By Jorge Otaola
BUENOS AIRES (Reuters) -The Argentine government will send a delegation next week to Washington in a bid to finalize the renegotiation of its $44 billion loan with the International Monetary Fund (IMF), a source involved in the talks told Reuters on Friday.
The delegation had initially planned to travel as early as June.
The third-largest economy in Latin America intends to change the scheduling of disbursements set for the rest of the year amid soaring inflation, a weakening peso, and a historic drought that has hindered agriculture exports and diminished central bank dollar reserves.
“The negotiation is fine, next week our team will be there (in Washington) all week. We are very close (to an agreement),” the source said on the condition of anonymity.
The fund said through a spokesperson that current discussions are focused on support for reserves accumulation and improving fiscal stability “while recognizing the impact of the drought.”
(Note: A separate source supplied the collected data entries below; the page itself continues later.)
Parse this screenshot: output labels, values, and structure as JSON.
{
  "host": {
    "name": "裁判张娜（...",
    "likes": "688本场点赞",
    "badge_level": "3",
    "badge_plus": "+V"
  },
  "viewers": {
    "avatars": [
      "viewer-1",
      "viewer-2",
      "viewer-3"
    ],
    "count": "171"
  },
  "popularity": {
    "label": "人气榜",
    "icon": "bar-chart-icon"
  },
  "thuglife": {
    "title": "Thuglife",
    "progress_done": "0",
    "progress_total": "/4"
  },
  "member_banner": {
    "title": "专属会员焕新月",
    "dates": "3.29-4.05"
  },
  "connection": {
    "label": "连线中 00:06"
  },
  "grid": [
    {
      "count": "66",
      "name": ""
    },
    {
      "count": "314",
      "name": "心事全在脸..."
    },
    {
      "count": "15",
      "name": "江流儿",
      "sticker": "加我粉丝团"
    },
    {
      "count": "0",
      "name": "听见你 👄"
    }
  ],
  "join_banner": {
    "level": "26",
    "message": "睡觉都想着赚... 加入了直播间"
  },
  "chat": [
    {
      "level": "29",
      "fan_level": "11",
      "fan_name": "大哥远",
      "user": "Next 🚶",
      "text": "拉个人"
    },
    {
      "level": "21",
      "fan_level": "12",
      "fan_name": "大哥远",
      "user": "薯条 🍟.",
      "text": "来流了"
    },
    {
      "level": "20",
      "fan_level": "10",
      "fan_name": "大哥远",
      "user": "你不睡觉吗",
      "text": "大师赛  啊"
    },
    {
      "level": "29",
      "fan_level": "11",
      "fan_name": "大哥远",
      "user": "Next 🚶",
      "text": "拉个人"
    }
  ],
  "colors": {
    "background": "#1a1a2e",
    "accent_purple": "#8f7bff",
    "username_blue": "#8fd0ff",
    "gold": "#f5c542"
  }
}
Grupo SBS said in a note that the renegotiation with the IMF rests on changing the exchange rate through a currency devaluation, but that “the government continues to refuse.”
In June, Argentina was forced to pay the IMF $2.7 billion in debt using the last reserves of its Special Drawing Rights (SDRs) and a Chinese yuan currency swap so as not to weaken its U.S. dollar reserves.
The government also this week postponed its $2.6 billion loan repayments for July until the end of the month, which include $1.3 billion that were due Friday.
Argentines in August will vote in a primary nominating contest, ahead of the general election in October.